China has long been criticised over conditions at its prisons and the United Nations' Committee Against Torture recently said there was evidence of routine and widespread ill-treatment of Chinese prisoners.
A 50-year-old inmate died at a detention centre in Jiangxi province "after having a nightmare," a local newspaper said this week, marking at least the sixth suspicious death of an inmate since January, when police claimed that a prisoner beaten to death by other prisoners was killed in a game of "hide-and-seek."
The Ministry of Justice, which operates prisons, has proposed that the management of detention centres be taken away from the Ministry of Public Security, on the grounds that police allow bullying by favoured prisoners and are inclined to torture prisoners to extract confessions.
"Police authorities across the country must learn from the recent death of Li Qiaoming (the so-called "hide-and-seek" victim) in the southwestern province of Yunnan, and make sure a similar incident does not happen again," the ministry said in a notice on its website today.

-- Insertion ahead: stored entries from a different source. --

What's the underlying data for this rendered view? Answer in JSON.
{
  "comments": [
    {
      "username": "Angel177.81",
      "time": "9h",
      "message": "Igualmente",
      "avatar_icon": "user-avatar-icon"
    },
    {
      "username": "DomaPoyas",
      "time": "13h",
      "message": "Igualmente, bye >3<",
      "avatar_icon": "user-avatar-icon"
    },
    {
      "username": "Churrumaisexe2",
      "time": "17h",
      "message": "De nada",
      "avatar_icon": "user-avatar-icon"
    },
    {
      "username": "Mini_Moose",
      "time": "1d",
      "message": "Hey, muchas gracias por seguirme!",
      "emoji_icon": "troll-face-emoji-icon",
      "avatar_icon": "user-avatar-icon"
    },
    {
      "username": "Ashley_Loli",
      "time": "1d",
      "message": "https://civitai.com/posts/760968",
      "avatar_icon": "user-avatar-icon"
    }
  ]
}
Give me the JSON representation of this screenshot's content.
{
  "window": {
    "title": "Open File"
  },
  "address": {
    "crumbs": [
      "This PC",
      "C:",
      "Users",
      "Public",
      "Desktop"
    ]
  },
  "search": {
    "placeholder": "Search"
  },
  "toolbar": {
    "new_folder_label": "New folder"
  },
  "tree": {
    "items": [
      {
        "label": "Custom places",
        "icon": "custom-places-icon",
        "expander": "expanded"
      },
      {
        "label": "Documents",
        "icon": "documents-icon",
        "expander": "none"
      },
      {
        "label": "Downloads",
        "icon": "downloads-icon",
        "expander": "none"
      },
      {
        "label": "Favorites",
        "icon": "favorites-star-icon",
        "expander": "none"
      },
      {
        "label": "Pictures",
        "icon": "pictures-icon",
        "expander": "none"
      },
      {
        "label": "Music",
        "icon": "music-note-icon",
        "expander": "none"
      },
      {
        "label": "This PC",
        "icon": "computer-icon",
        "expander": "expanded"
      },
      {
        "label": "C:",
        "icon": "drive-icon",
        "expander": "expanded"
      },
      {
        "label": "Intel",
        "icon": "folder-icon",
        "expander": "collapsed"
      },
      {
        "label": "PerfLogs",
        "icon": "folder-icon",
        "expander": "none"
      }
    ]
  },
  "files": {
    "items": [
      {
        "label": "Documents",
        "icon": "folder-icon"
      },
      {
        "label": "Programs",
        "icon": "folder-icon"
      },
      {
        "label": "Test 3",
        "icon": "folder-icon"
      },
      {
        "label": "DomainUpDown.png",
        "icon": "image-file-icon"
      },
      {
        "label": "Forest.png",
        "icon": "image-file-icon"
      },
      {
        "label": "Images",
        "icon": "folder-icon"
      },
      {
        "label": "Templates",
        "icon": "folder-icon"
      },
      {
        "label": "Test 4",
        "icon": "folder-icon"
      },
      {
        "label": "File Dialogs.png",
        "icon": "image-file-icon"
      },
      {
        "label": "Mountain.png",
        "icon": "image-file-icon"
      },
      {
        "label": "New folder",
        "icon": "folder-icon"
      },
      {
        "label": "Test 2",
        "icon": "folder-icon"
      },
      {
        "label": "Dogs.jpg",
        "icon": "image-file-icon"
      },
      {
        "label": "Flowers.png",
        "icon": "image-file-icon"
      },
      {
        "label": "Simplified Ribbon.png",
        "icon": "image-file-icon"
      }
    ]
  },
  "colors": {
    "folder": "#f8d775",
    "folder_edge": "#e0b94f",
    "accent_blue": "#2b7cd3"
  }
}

The justice ministry urged local authorities to educate police officers at prisons and detention centres during the three-month campaign to boost professional ethics, awareness of the law and respect for human rights.
"Officials should bravely reveal problems in the management of prisons and detention centres, and should redouble efforts to address them," the ministry said.
Chinese law allows people to be detained for months without charge, and relies heavily on confessions once cases arrive in court.